The right-side rear door looked untouched. He stretched across the back seat, every part of his body aching, sharp stabs of agony flaring through his shoulder, and wrestled the door open. Wincing, he eased himself from the taxi.

He collapsed to the concrete and pulled himself up with a groan. He was still in the tunnel. Emergency lights flickered red, bathing the tunnel walls in an eerie glow. It was dim, but he could see clearly enough.

The cars were no longer in straight, orderly lines. Some had toppled to their sides, wheels still spinning; others were upside down, their roofs caved-in, metal skeletons smashed, crushed, and broken.

Up and down the tunnel, every car and truck and SUV was a wreck of twisted, smoking metal. Alarms blared. Several cars had caught fire. It was like a giant had seized the vehicles and hurled them at the walls and ceiling, at each other.

But that didn’t make sense. His brain was fuzzy, his thoughts coming scattered and disjointed. He must have suffered a concussion from the crash.

He was alone in the tunnel. Several car doors hung open; those who’d survived had abandoned their ruined cars and fled.

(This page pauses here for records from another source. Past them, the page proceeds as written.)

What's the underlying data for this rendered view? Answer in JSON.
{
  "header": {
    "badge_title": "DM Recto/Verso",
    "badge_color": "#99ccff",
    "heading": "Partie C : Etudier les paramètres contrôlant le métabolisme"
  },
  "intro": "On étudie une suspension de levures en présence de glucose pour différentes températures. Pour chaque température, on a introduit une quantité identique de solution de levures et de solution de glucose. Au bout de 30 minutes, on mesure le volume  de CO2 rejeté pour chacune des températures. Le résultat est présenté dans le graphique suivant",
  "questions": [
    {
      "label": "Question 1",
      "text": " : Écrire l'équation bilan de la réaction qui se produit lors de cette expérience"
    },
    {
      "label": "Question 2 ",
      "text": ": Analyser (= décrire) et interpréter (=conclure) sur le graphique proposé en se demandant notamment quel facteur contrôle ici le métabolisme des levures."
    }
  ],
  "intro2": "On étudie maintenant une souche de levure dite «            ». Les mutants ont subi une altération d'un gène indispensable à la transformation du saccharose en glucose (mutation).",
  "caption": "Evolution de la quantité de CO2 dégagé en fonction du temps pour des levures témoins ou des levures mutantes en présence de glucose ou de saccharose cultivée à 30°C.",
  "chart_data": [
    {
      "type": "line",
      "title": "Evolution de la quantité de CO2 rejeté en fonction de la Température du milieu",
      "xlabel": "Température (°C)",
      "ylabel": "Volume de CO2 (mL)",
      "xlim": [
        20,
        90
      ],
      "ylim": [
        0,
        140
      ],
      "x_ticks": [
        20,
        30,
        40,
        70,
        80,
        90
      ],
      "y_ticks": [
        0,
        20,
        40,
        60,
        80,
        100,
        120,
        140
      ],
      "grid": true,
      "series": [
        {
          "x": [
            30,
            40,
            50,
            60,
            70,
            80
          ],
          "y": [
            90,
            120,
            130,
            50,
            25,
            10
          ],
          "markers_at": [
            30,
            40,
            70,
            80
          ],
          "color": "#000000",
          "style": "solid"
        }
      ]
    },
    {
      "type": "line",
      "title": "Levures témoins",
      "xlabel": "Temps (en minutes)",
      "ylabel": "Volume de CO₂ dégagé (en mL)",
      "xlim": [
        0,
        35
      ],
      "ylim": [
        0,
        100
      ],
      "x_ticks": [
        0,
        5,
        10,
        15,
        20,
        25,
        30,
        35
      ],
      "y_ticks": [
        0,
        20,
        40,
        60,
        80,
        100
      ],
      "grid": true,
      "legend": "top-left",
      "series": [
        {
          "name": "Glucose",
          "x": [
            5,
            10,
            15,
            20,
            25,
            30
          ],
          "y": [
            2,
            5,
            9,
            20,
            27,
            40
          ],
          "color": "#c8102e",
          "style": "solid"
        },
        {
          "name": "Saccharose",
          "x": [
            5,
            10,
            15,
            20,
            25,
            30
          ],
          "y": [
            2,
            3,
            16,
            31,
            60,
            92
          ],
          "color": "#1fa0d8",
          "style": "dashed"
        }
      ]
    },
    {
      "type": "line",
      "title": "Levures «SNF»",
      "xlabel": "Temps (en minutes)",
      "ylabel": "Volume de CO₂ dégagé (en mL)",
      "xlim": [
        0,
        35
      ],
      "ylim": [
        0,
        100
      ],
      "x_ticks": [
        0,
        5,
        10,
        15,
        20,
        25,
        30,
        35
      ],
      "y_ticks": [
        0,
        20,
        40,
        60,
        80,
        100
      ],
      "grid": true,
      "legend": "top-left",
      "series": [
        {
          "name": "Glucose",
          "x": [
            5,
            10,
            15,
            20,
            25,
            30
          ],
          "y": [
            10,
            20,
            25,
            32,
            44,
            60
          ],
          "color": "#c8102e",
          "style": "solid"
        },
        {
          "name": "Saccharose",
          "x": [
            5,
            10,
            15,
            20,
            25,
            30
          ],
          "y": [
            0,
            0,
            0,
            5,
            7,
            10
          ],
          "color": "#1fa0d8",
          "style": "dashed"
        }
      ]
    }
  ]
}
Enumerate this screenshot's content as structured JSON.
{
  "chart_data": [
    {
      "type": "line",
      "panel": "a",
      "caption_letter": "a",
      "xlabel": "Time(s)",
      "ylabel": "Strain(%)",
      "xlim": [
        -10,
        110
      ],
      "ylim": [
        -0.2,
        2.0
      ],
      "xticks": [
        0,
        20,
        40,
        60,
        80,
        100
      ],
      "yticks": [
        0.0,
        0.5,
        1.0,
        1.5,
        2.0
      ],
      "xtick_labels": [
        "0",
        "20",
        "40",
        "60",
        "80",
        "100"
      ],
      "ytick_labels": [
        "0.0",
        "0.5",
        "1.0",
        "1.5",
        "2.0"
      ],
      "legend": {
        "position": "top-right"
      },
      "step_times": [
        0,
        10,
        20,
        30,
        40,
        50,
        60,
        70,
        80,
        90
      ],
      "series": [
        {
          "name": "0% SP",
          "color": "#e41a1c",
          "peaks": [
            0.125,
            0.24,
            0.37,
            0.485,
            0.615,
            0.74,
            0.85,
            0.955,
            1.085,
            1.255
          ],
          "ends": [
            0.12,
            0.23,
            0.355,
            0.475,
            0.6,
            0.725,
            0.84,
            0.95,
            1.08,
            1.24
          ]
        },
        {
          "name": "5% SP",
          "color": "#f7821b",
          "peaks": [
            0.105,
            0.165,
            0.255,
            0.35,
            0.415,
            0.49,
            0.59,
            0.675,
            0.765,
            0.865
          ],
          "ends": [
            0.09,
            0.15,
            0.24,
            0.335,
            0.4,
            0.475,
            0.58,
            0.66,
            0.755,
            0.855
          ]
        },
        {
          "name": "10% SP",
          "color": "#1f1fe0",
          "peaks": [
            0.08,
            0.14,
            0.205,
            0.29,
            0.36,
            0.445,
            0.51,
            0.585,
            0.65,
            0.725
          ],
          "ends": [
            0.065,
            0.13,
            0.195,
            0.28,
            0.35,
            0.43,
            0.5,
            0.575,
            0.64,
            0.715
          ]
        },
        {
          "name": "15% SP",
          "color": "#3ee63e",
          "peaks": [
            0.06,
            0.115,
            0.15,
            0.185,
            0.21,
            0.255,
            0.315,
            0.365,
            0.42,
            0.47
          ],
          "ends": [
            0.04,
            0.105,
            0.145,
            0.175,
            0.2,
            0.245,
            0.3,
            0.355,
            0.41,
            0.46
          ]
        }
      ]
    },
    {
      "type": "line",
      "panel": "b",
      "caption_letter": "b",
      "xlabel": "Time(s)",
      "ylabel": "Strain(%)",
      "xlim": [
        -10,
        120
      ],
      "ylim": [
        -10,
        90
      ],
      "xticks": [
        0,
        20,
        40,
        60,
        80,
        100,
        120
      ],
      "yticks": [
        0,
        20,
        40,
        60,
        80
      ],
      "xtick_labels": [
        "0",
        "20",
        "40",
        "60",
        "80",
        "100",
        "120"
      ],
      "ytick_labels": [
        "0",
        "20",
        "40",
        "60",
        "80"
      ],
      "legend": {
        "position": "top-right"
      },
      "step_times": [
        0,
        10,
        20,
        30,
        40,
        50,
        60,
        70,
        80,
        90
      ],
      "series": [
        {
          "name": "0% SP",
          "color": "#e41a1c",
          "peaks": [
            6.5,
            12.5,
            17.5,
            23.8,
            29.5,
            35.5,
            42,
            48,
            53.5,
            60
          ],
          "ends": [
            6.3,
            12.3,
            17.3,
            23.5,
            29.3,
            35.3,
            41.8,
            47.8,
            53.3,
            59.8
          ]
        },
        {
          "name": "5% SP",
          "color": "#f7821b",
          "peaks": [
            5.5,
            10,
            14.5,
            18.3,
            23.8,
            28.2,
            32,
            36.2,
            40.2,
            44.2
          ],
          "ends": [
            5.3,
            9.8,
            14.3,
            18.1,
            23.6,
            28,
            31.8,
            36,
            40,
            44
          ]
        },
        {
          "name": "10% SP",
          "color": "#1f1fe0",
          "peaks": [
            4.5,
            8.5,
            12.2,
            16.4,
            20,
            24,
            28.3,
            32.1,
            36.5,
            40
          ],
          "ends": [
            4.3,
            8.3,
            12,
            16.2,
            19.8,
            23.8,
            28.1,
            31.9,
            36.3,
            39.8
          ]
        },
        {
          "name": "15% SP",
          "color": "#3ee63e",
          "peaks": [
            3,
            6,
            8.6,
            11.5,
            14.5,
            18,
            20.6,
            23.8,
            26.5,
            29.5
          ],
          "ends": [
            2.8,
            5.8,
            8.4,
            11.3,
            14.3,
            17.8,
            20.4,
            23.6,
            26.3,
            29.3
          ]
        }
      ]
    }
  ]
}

How long had he blacked out? Minutes? Hours?

He checked his phone, but it was dead. He felt for his holster—the Beretta was still there. He turned, searching for the closest tunnel entrance, only a few hundred yards back the way he’d come.

He blinked and looked again. At the end of the tunnel, the sun was gone.

Part of the tunnel had collapsed.

Mountains of rubble blocked the tunnel entrance: chunks of pipe and concrete, cables twisting like pythons, bits of metal and plastic, and a great slab of concrete tumbled from the ceiling jaunting at nearly a ninety-degree angle.

A triangle of yellow haze shone through.

A gap existed. A gap he could escape through.

He staggered toward the strange, dim light. Gagging on the choking dust, he groped through the rubble, pushing and pulling twisted beams and chunks of collapsed wall and ceiling aside.

And then he was out.

Maddox exited the tunnel onto the causeway. He took no notice of the people shambling and groaning or the wrecked cars burning. He stood, stunned and gaping, taking in the ruins before him.